When asked about her sister's reputation for truthfulness, she said, "She wrote the book called 'Speak Truth to Power' about her commitment to justice and truth, and that's what she has devoted her life to."
A growing group of supporters has sat in the rows behind the defendant throughout the two trial days, including sister Kathleen Kennedy Townsend, brothers Robert F. Kennedy Jr. and Douglas Kennedy, and their mother, who is 85.
Jurors heard from Bradley Molloy, a drug-detection specialist with New York State Police who evaluated Kennedy after the crash. Some three hours after she allegedly failed three roadside sobriety tests, Kennedy passed those same tests with flying colors, testified Molloy.
Finding no signs of intoxication, Molloy instead began to suspect that Kennedy's car accident and disoriented state had been the result of a medical condition, he said.
Kennedy herself was also worried, and asked for a vial of the blood drawn from her at Northern Westchester Hospital, said Molloy: "She was concerned and she wanted to know what happened to her." Kennedy remained at the hospital overnight for observation.
During opening statements Monday, Assistant District Attorney Stefanie DeNise said that even if Kennedy, 54, had taken the sleep aid unintentionally, she had a responsibility to pull her vehicle off the road safely when she began to feel its effects.
Lefcourt disputed that argument, saying Kennedy had no time to react.
"The zolpidem kicks in, it shuts her down, she's in a state of 'sleep driving,'" he said.
Tuesday, jurors watched another member of Kennedy's defense team spar with an expert witness about the effects of the drug.
Laboratory director Elizabeth Pratt conceded that zolpidem is "a very potent, fast-acting hypnotic," that begins to hamper cognitive ability and motor skills within 15-45 minutes.

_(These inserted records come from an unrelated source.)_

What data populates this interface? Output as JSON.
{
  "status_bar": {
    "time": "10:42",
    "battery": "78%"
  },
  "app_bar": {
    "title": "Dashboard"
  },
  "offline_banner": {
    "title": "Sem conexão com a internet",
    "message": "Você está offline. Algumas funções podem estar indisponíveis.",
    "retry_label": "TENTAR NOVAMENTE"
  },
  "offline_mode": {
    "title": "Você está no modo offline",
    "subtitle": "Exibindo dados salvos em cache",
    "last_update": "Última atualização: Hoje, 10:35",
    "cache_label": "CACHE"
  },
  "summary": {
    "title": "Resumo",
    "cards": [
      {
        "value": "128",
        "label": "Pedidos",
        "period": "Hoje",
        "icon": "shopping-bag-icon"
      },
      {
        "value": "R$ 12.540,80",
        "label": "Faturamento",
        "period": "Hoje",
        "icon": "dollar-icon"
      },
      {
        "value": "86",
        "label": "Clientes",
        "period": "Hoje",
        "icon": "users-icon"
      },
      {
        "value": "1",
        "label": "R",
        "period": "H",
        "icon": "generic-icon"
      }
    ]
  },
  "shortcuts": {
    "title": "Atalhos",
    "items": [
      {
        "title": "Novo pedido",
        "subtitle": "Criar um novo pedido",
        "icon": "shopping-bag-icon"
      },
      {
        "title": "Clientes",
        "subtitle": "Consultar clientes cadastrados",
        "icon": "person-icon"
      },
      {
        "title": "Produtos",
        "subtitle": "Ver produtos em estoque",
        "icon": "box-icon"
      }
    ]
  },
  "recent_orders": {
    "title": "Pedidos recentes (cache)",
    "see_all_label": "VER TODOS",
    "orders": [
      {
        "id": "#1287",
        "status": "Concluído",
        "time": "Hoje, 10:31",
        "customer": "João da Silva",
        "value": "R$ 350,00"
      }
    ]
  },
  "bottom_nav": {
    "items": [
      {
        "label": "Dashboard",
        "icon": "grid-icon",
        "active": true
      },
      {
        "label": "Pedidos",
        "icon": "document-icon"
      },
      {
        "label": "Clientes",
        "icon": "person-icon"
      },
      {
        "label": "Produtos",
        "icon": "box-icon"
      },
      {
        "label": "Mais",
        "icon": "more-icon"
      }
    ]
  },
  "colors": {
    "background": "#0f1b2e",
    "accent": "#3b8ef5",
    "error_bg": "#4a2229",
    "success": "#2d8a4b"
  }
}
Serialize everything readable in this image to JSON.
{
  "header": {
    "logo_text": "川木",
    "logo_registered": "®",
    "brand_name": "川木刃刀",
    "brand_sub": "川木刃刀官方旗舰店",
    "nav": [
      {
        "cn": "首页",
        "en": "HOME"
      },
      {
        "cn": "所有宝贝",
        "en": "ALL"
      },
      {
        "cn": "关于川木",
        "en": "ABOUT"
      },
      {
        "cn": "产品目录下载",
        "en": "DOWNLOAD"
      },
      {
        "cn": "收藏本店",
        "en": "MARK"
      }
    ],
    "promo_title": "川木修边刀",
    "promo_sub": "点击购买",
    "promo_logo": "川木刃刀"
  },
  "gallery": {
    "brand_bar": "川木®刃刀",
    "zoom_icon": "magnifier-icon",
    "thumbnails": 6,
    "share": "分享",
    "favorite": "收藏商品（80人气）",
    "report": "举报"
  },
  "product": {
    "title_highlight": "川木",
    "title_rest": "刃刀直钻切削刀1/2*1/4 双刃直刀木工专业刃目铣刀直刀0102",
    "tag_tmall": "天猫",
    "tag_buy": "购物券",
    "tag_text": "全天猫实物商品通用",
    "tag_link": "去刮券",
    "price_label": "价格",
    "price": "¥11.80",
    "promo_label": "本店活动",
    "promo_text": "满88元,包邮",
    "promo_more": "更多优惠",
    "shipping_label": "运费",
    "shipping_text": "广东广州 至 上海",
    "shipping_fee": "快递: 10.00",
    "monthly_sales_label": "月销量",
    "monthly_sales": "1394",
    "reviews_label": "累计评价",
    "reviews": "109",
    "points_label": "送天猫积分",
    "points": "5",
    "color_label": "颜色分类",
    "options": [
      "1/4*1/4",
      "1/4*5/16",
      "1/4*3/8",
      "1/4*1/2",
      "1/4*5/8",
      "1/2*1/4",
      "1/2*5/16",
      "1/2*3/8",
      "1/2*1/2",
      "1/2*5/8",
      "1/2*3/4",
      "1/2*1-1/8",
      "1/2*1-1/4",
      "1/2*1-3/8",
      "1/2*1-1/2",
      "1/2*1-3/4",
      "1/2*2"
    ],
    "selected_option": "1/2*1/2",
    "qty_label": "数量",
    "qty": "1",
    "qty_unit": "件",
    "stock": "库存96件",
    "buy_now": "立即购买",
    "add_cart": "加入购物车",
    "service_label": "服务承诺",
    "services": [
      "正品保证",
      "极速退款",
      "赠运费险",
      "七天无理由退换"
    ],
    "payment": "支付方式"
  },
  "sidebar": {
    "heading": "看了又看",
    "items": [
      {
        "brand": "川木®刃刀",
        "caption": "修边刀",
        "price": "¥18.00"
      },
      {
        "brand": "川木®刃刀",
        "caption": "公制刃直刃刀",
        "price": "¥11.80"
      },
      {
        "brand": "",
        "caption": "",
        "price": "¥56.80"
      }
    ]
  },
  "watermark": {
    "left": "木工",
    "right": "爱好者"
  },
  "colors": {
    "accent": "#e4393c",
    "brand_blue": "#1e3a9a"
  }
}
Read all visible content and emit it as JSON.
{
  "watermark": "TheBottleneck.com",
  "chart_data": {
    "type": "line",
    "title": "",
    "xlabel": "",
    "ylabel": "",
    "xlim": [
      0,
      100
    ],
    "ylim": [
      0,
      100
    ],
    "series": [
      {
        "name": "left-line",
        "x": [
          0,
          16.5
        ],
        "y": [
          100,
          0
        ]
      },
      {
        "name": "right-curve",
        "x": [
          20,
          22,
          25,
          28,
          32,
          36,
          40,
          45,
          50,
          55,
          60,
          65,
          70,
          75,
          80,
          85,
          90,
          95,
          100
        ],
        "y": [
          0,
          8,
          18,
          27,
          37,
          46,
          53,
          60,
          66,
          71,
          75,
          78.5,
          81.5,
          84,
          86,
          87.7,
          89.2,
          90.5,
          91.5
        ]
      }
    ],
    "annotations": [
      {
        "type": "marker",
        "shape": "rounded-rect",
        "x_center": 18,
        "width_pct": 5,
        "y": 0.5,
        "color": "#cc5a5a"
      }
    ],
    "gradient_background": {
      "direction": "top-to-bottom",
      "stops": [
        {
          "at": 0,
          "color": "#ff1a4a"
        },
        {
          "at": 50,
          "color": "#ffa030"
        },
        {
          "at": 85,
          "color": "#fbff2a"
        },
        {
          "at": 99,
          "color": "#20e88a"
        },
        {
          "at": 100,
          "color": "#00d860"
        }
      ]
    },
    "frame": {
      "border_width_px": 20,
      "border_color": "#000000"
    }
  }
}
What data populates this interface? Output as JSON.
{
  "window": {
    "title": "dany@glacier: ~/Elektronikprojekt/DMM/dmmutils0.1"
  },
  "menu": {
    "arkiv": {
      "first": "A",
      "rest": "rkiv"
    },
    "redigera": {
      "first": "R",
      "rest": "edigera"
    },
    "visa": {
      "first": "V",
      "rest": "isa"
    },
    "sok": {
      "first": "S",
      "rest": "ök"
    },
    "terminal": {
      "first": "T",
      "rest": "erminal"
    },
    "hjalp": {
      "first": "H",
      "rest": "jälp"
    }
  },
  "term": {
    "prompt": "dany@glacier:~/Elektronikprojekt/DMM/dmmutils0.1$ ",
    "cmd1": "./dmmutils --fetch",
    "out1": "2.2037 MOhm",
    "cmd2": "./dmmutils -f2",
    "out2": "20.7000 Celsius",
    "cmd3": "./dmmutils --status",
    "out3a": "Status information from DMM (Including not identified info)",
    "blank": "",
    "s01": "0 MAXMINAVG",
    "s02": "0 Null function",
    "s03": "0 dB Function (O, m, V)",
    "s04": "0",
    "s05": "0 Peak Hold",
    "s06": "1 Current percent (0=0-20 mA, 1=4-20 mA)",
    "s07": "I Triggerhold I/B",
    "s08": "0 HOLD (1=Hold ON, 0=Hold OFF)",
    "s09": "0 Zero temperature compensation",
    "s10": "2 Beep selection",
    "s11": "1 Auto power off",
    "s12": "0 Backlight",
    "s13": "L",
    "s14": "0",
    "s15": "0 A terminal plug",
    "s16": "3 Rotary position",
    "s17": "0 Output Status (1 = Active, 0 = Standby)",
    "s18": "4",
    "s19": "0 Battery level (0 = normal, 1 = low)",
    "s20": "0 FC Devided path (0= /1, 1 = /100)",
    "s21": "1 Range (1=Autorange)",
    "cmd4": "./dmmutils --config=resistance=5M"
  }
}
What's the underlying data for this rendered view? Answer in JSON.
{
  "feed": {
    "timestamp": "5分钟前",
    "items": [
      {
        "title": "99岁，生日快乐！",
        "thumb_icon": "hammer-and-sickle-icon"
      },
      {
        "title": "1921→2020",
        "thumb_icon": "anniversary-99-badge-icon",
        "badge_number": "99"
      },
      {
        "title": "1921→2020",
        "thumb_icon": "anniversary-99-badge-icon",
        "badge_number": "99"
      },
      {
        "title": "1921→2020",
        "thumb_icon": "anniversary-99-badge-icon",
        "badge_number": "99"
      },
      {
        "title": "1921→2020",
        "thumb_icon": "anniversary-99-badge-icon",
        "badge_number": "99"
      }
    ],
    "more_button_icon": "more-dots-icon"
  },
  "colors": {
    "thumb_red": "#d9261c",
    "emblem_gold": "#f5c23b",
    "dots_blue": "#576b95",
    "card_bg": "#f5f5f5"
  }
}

Its effect on Kennedy would have peaked at around 9 a.m., testified Pratt, roughly the time Kennedy failed an initial round of sobriety tests by police after a motorist called 911.
Pratt was asked by prosecutor Lloyd whether zolpidem is a "knock-out pill," and replied that the drug would need time to enter the blood stream and brain before it takes full effect.
"And, prior to the time the drug takes effect, does a person still have brain function? Do they still have decision-making ability?" asked Lloyd.
"Yes," replied Pratt.
If convicted, Kennedy could face up to one year in prison.